What functions do the chromosomes have? | Chromosomes

What functions do the chromosomes have?

The chromosome, as the organizational unit of our genetic material, serves primarily to ensure an even distribution of the duplicated genetic material to the daughter cells during cell division. For this purpose, it is worthwhile to take a closer look at the mechanisms of cell division or the cell cycle: The cell spends the majority of the cell cycle in interphase, i.e. the entire period in which the cell is not in the process of dividing. This in turn is divided into G1, S and G2 phase.

The G1 phase (G as in gap) follows immediately after cell division. Here the cell increases in size again and carries out general metabolic functions. From here it can also change into the G0 phase.

This means that it changes into a stage that is no longer capable of division and normally also undergoes major changes in order to fulfil a very specific function (cell differentiation). In order to fulfil these tasks, certain genes are read more intensively, while others are read less or not at all. If a section of DNA is not needed for a long time, it is often located in those parts of the chromosomes that have been densely packed for a long time (see chromatin).

On the one hand, this saves space, but is also an additional protection against accidental reading, in addition to the other mechanisms of gene regulation. However, it has also been observed that under very specific conditions differentiated cells from the G0 phase can re-enter the cycle. The G1 phase is followed by the S phase, the phase in which new DNA is synthesized (DNA replication).

Here, all DNA must be present in its loosest form, i.e. all chromosomes are completely unspiraled (see structure). At the end of the synthesis phase, the entire genetic material is present twice in the cell. However, since the copy is still attached to the original chromosome via the centromere (see structure), one does not speak of a duplication of chromosomes.

Each chromosome now consists of two chromatids instead of one, so that it can later take on the characteristic X-shape in mitosis (X-shape applies strictly speaking only to metacentric chromosomes). In the subsequent G2 phase, the immediate preparation for cell division takes place. This also includes a detailed check for replication errors and strand breaks, which can be repaired if necessary.

There are basically two types of cell division: mitosis and meiosis. All cells of an organism, with the exception of germ cells, are created by mitosis, whose sole purpose is the formation of two genetically identical daughter cells. Meiosis, on the other hand, has the very purpose of producing genetically different cells: In a first step, the chromosomes that correspond to each other (homologous) but are not identical are divided.

Only in the next step are the chromosomes, which consist of two identical chromatids, separated and distributed to two daughter cells each, so that in the end four germ cells, each with a different genetic material, are created from a precursor cell. The shape and structure of the chromosomes are essential for both mechanisms: Special “protein threads”, the so-called spindle apparatus, attach to the highly condensed chromosomes and pull the chromosomes in a finely regulated process from the middle plane (equatorial plane) to the opposite poles of the cell in order to ensure an even distribution. Even small changes in the microstructure of the chromosomes can have serious consequences here.

In all mammals, the ratio of the sex chromosomes X and Y also determines the sex of the offspring. Basically, it only depends on whether the sperm, which unites with the egg cell, carries an X or a Y chromosome. Since both forms of sperm are always formed to exactly the same extent, the probability is always equal for both sexes.

This random system therefore guarantees a more even gender distribution than would be the case, for example, with environmental factors such as temperature. It is now known that the inheritance of characteristics occurs via genes, which are stored in the form of DNA within the cells. These in turn are divided into 46 chromosomes, to which the 25000-30000 human genes are distributed.

Besides the trait itself, which is called phenotype, there is also the genetic equivalent, which is called genotype. The place where a gene is located on a chromosome is called locus. Since humans have each chromosome twice, each gene also occurs twice.

The only exception to this are the X chromosomal genes in men, as the Y chromosome carries only a fraction of the genetic information found on the X chromosome. Different genes located on the same locus are called alleles. Often there are more than two different alleles on one locus.

This is called polymorphism.
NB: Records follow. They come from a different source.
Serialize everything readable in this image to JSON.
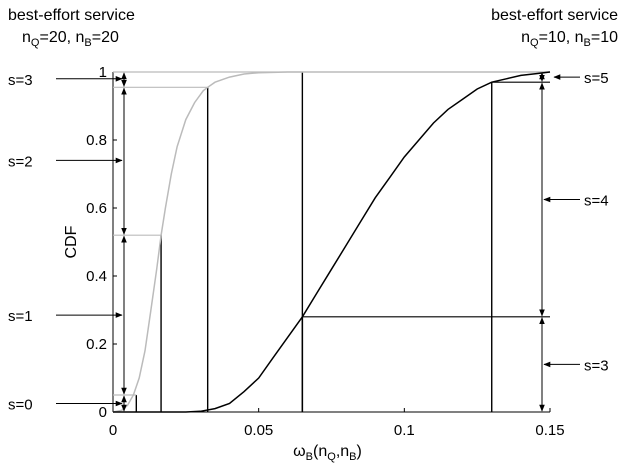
{
  "chart_data": {
    "type": "line",
    "xlabel": {
      "base": "ω",
      "sub1": "B",
      "mid": "(n",
      "sub2": "Q",
      "comma": ",n",
      "sub3": "B",
      "end": ")"
    },
    "ylabel": "CDF",
    "xlim": [
      0,
      0.15
    ],
    "ylim": [
      0,
      1
    ],
    "xticks": [
      {
        "v": 0,
        "label": "0"
      },
      {
        "v": 0.05,
        "label": "0.05"
      },
      {
        "v": 0.1,
        "label": "0.1"
      },
      {
        "v": 0.15,
        "label": "0.15"
      }
    ],
    "yticks": [
      {
        "v": 0,
        "label": "0"
      },
      {
        "v": 0.2,
        "label": "0.2"
      },
      {
        "v": 0.4,
        "label": "0.4"
      },
      {
        "v": 0.6,
        "label": "0.6"
      },
      {
        "v": 0.8,
        "label": "0.8"
      },
      {
        "v": 1,
        "label": "1"
      }
    ],
    "headers": [
      {
        "title": "best-effort service",
        "line2": {
          "a": "n",
          "sa": "Q",
          "b": "=20, n",
          "sb": "B",
          "c": "=20"
        }
      },
      {
        "title": "best-effort service",
        "line2": {
          "a": "n",
          "sa": "Q",
          "b": "=10, n",
          "sb": "B",
          "c": "=10"
        }
      }
    ],
    "series": [
      {
        "color": "#bbbbbb",
        "points": [
          [
            0,
            0
          ],
          [
            0.003,
            0.005
          ],
          [
            0.005,
            0.02
          ],
          [
            0.007,
            0.05
          ],
          [
            0.009,
            0.1
          ],
          [
            0.011,
            0.18
          ],
          [
            0.013,
            0.3
          ],
          [
            0.015,
            0.42
          ],
          [
            0.0165,
            0.52
          ],
          [
            0.018,
            0.6
          ],
          [
            0.02,
            0.7
          ],
          [
            0.022,
            0.78
          ],
          [
            0.025,
            0.86
          ],
          [
            0.028,
            0.91
          ],
          [
            0.031,
            0.945
          ],
          [
            0.0325,
            0.955
          ],
          [
            0.035,
            0.97
          ],
          [
            0.04,
            0.985
          ],
          [
            0.045,
            0.994
          ],
          [
            0.05,
            0.998
          ],
          [
            0.06,
            1
          ],
          [
            0.15,
            1
          ]
        ]
      },
      {
        "color": "#000000",
        "points": [
          [
            0,
            0
          ],
          [
            0.025,
            0
          ],
          [
            0.03,
            0.002
          ],
          [
            0.035,
            0.01
          ],
          [
            0.04,
            0.025
          ],
          [
            0.045,
            0.06
          ],
          [
            0.05,
            0.1
          ],
          [
            0.055,
            0.16
          ],
          [
            0.06,
            0.22
          ],
          [
            0.065,
            0.28
          ],
          [
            0.07,
            0.35
          ],
          [
            0.075,
            0.42
          ],
          [
            0.08,
            0.49
          ],
          [
            0.085,
            0.56
          ],
          [
            0.09,
            0.63
          ],
          [
            0.095,
            0.69
          ],
          [
            0.1,
            0.75
          ],
          [
            0.105,
            0.8
          ],
          [
            0.11,
            0.85
          ],
          [
            0.115,
            0.89
          ],
          [
            0.12,
            0.92
          ],
          [
            0.125,
            0.95
          ],
          [
            0.13,
            0.97
          ],
          [
            0.135,
            0.98
          ],
          [
            0.14,
            0.99
          ],
          [
            0.145,
            0.995
          ],
          [
            0.15,
            1
          ]
        ]
      }
    ],
    "left_steps": [
      {
        "x": 0.008,
        "y": 0.05
      },
      {
        "x": 0.0165,
        "y": 0.52
      },
      {
        "x": 0.0325,
        "y": 0.955
      },
      {
        "x": 0.065,
        "y": 1
      }
    ],
    "right_steps": [
      {
        "x": 0.065,
        "y": 0.28
      },
      {
        "x": 0.13,
        "y": 0.97
      }
    ],
    "left_brackets": [
      [
        0,
        0.05
      ],
      [
        0.05,
        0.52
      ],
      [
        0.52,
        0.955
      ],
      [
        0.955,
        1
      ]
    ],
    "right_brackets": [
      [
        0,
        0.28
      ],
      [
        0.28,
        0.97
      ],
      [
        0.97,
        1
      ]
    ],
    "left_labels": [
      {
        "text": "s=0",
        "y": 0.025
      },
      {
        "text": "s=1",
        "y": 0.285
      },
      {
        "text": "s=2",
        "y": 0.74
      },
      {
        "text": "s=3",
        "y": 0.98
      }
    ],
    "right_labels": [
      {
        "text": "s=3",
        "y": 0.14
      },
      {
        "text": "s=4",
        "y": 0.625
      },
      {
        "text": "s=5",
        "y": 0.985
      }
    ]
  }
}
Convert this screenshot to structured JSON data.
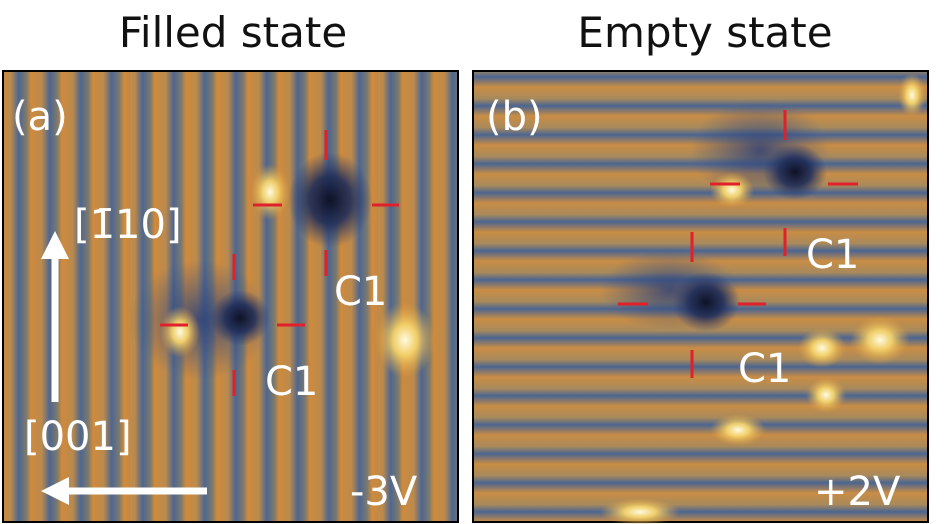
{
  "panels": [
    {
      "title": "Filled state",
      "label": "(a)",
      "direction_up": "[1̄10]",
      "direction_left": "[001]",
      "defects": [
        "C1",
        "C1"
      ],
      "bias": "-3V"
    },
    {
      "title": "Empty state",
      "label": "(b)",
      "defects": [
        "C1",
        "C1"
      ],
      "bias": "+2V"
    }
  ]
}
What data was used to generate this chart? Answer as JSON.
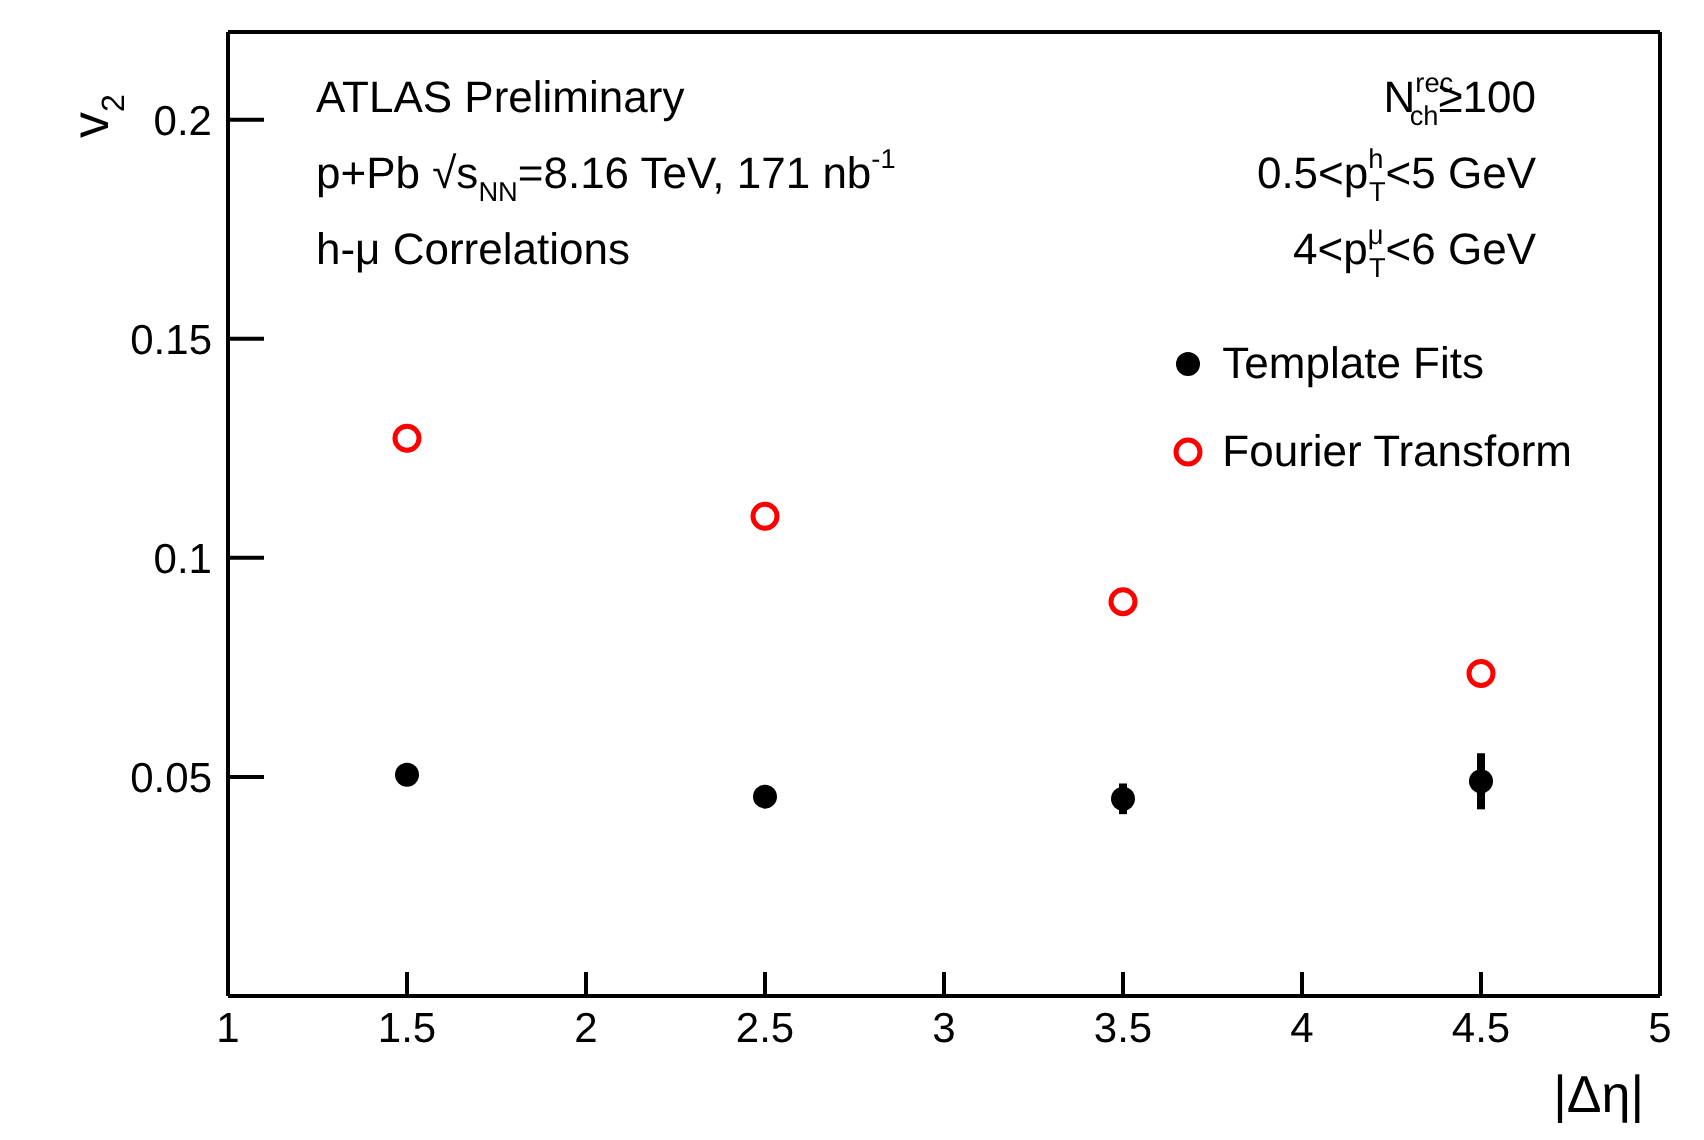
{
  "chart_data": {
    "type": "scatter",
    "xlabel": "|Δη|",
    "ylabel": "v$_{2}$",
    "annotations": [
      "ATLAS Preliminary",
      "p+Pb √s$_{NN}$=8.16 TeV, 171 nb$^{-1}$",
      "h-μ Correlations",
      "N$^{rec}$$_{ch}$≥100",
      "0.5<p$^{h}$$_{T}$<5 GeV",
      "4<p$^{μ}$$_{T}$<6 GeV"
    ],
    "x": [
      1.5,
      2.5,
      3.5,
      4.5
    ],
    "series": [
      {
        "name": "Template Fits",
        "color": "#000000",
        "values": [
          0.0505,
          0.0455,
          0.045,
          0.049
        ],
        "errors": [
          null,
          0.002,
          0.0035,
          0.0064
        ]
      },
      {
        "name": "Fourier Transform",
        "color": "#ff0000",
        "values": [
          0.1273,
          0.1095,
          0.09,
          0.0736
        ]
      }
    ],
    "xlim": [
      1,
      5
    ],
    "xticks": [
      1,
      1.5,
      2,
      2.5,
      3,
      3.5,
      4,
      4.5,
      5
    ],
    "ylim": [
      0,
      0.22
    ],
    "yticks": [
      0.05,
      0.1,
      0.15,
      0.2
    ],
    "legend": "top right",
    "marker": "circle"
  }
}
Such an allele can simply be a harmless variant (standard variant), but also pathological mutations which can be the trigger for a hereditary disease. If the mutation of a single gene is sufficient to change the phenotype, this is called monogenic or Mendelian inheritance.

However, many hereditary traits are inherited through several interacting genes and are therefore much more difficult to study. Since in a Mendelian inheritance, the mother and father each pass on one of their two genes to the child, there are always four possible combinations in the next generation, although these can also be the same in relation to one trait. If both alleles of an individual have the same effect on the phenotype, the individual is homozygous with respect to this trait and the trait is therefore fully developed.
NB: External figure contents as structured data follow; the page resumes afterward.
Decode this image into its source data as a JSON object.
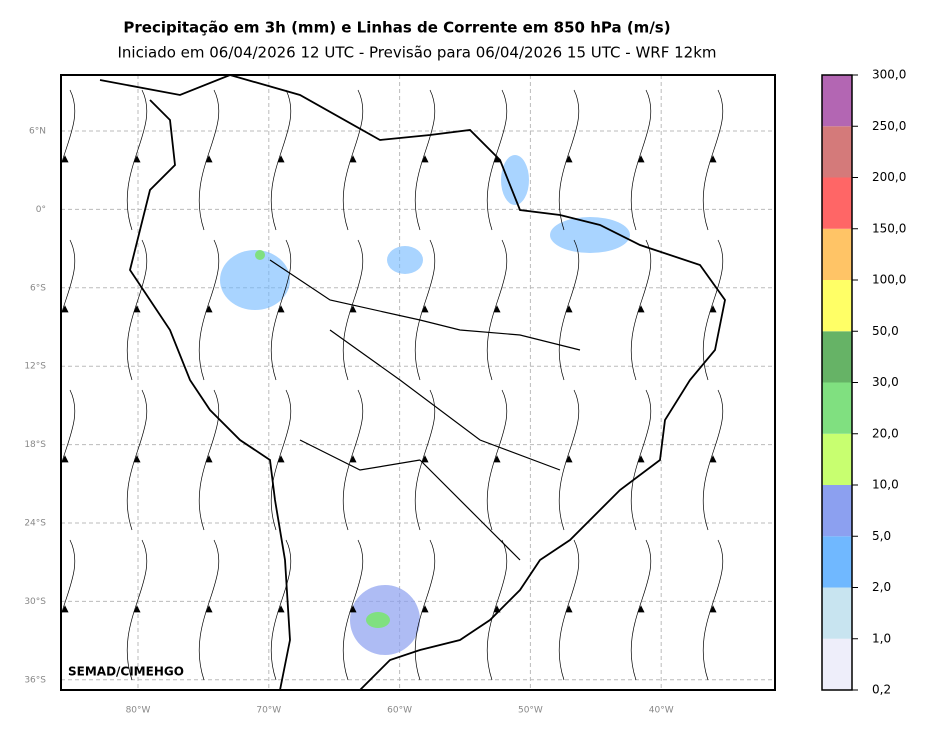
{
  "header": {
    "title": "Precipitação em 3h (mm) e Linhas de Corrente em 850 hPa (m/s)",
    "subtitle": "Iniciado em 06/04/2026 12 UTC - Previsão para 06/04/2026 15 UTC - WRF 12km"
  },
  "map": {
    "lat_labels": [
      "6°N",
      "0°",
      "6°S",
      "12°S",
      "18°S",
      "24°S",
      "30°S",
      "36°S"
    ],
    "lon_labels": [
      "80°W",
      "70°W",
      "60°W",
      "50°W",
      "40°W"
    ],
    "credit": "SEMAD/CIMEHGO"
  },
  "colorbar": {
    "labels": [
      "0,2",
      "1,0",
      "2,0",
      "5,0",
      "10,0",
      "20,0",
      "30,0",
      "50,0",
      "100,0",
      "150,0",
      "200,0",
      "250,0",
      "300,0"
    ],
    "colors": [
      "#eeeefa",
      "#c8e4f0",
      "#70b8ff",
      "#8ca0f0",
      "#c8ff70",
      "#80e080",
      "#66b366",
      "#ffff66",
      "#ffc466",
      "#ff6666",
      "#d47a7a",
      "#b366b3"
    ]
  }
}
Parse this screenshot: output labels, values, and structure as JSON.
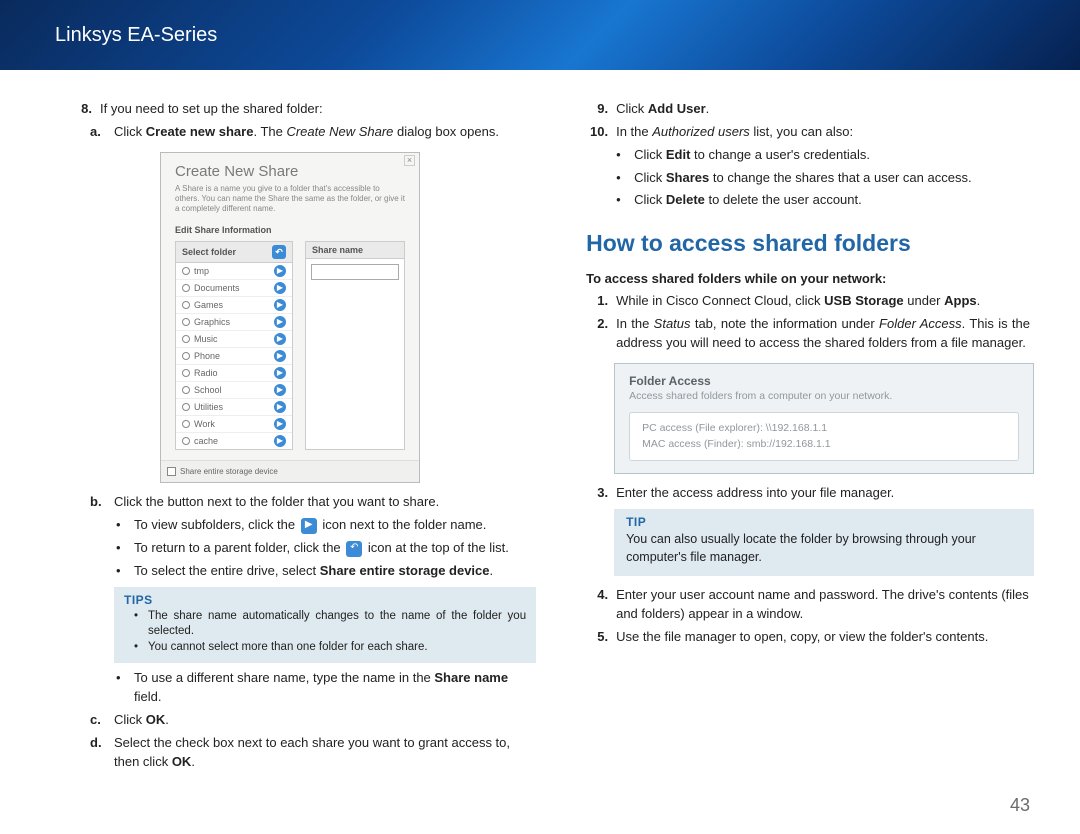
{
  "header": {
    "title": "Linksys EA-Series"
  },
  "left": {
    "step8": {
      "num": "8.",
      "text": "If you need to set up the shared folder:"
    },
    "step8a": {
      "letter": "a.",
      "pre": "Click ",
      "bold": "Create new share",
      "mid": ". The ",
      "ital": "Create New Share",
      "post": " dialog box opens."
    },
    "dialog": {
      "title": "Create New Share",
      "desc": "A Share is a name you give to a folder that's accessible to others. You can name the Share the same as the folder, or give it a completely different name.",
      "editLabel": "Edit Share Information",
      "selectFolder": "Select folder",
      "shareName": "Share name",
      "folders": [
        "tmp",
        "Documents",
        "Games",
        "Graphics",
        "Music",
        "Phone",
        "Radio",
        "School",
        "Utilities",
        "Work",
        "cache"
      ],
      "checkbox": "Share entire storage device"
    },
    "step8b": {
      "letter": "b.",
      "text": "Click the button next to the folder that you want to share."
    },
    "step8b1": "To view subfolders, click the ",
    "step8b1post": " icon next to the folder name.",
    "step8b2": "To return to a parent folder, click the ",
    "step8b2post": " icon at the top of the list.",
    "step8b3pre": "To select the entire drive, select ",
    "step8b3bold": "Share entire storage device",
    "step8b3post": ".",
    "tips": {
      "title": "TIPS",
      "t1": "The share name automatically changes to the name of the folder you selected.",
      "t2": "You cannot select more than one folder for each share."
    },
    "step8b4pre": "To use a different share name, type the name in the ",
    "step8b4bold": "Share name",
    "step8b4post": " field.",
    "step8c": {
      "letter": "c.",
      "pre": "Click ",
      "bold": "OK",
      "post": "."
    },
    "step8d": {
      "letter": "d.",
      "pre": "Select the check box next to each share you want to grant access to, then click ",
      "bold": "OK",
      "post": "."
    }
  },
  "right": {
    "step9": {
      "num": "9.",
      "pre": "Click ",
      "bold": "Add User",
      "post": "."
    },
    "step10": {
      "num": "10.",
      "pre": "In the ",
      "ital": "Authorized users",
      "post": " list, you can also:"
    },
    "step10a": {
      "pre": "Click ",
      "bold": "Edit",
      "post": " to change a user's credentials."
    },
    "step10b": {
      "pre": "Click ",
      "bold": "Shares",
      "post": " to change the shares that a user can access."
    },
    "step10c": {
      "pre": "Click ",
      "bold": "Delete",
      "post": " to delete the user account."
    },
    "h2": "How to access shared folders",
    "lead": "To access shared folders while on your network:",
    "s1": {
      "num": "1.",
      "pre": "While in Cisco Connect Cloud, click ",
      "bold": "USB Storage",
      "mid": " under ",
      "bold2": "Apps",
      "post": "."
    },
    "s2": {
      "num": "2.",
      "pre": "In the ",
      "ital": "Status",
      "mid": " tab, note the information under ",
      "ital2": "Folder Access",
      "post": ". This is the address you will need to access the shared folders from a file manager."
    },
    "fa": {
      "title": "Folder Access",
      "sub": "Access shared folders from a computer on your network.",
      "pc": "PC access (File explorer): \\\\192.168.1.1",
      "mac": "MAC access (Finder): smb://192.168.1.1"
    },
    "s3": {
      "num": "3.",
      "text": "Enter the access address into your file manager."
    },
    "tip": {
      "title": "TIP",
      "body": "You can also usually locate the folder by browsing through your computer's file manager."
    },
    "s4": {
      "num": "4.",
      "text": "Enter your user account name and password. The drive's contents (files and folders) appear in a window."
    },
    "s5": {
      "num": "5.",
      "text": "Use the file manager to open, copy, or view the folder's contents."
    }
  },
  "pageNum": "43"
}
Heterozygotes have two different alleles that can interact with each other in different ways: If one allele is dominant over another, it completely suppresses the expression of the latter and the dominant trait becomes visible in the phenotype. The suppressed allele is called recessive. In a codominant inheritance, both alleles can express themselves uninfluenced by each other, whereas in an intermediate inheritance a mixture of both traits is present. A good example of this is the AB0 blood group system, in which A and B are codominant among each other but 0 is dominant over each other.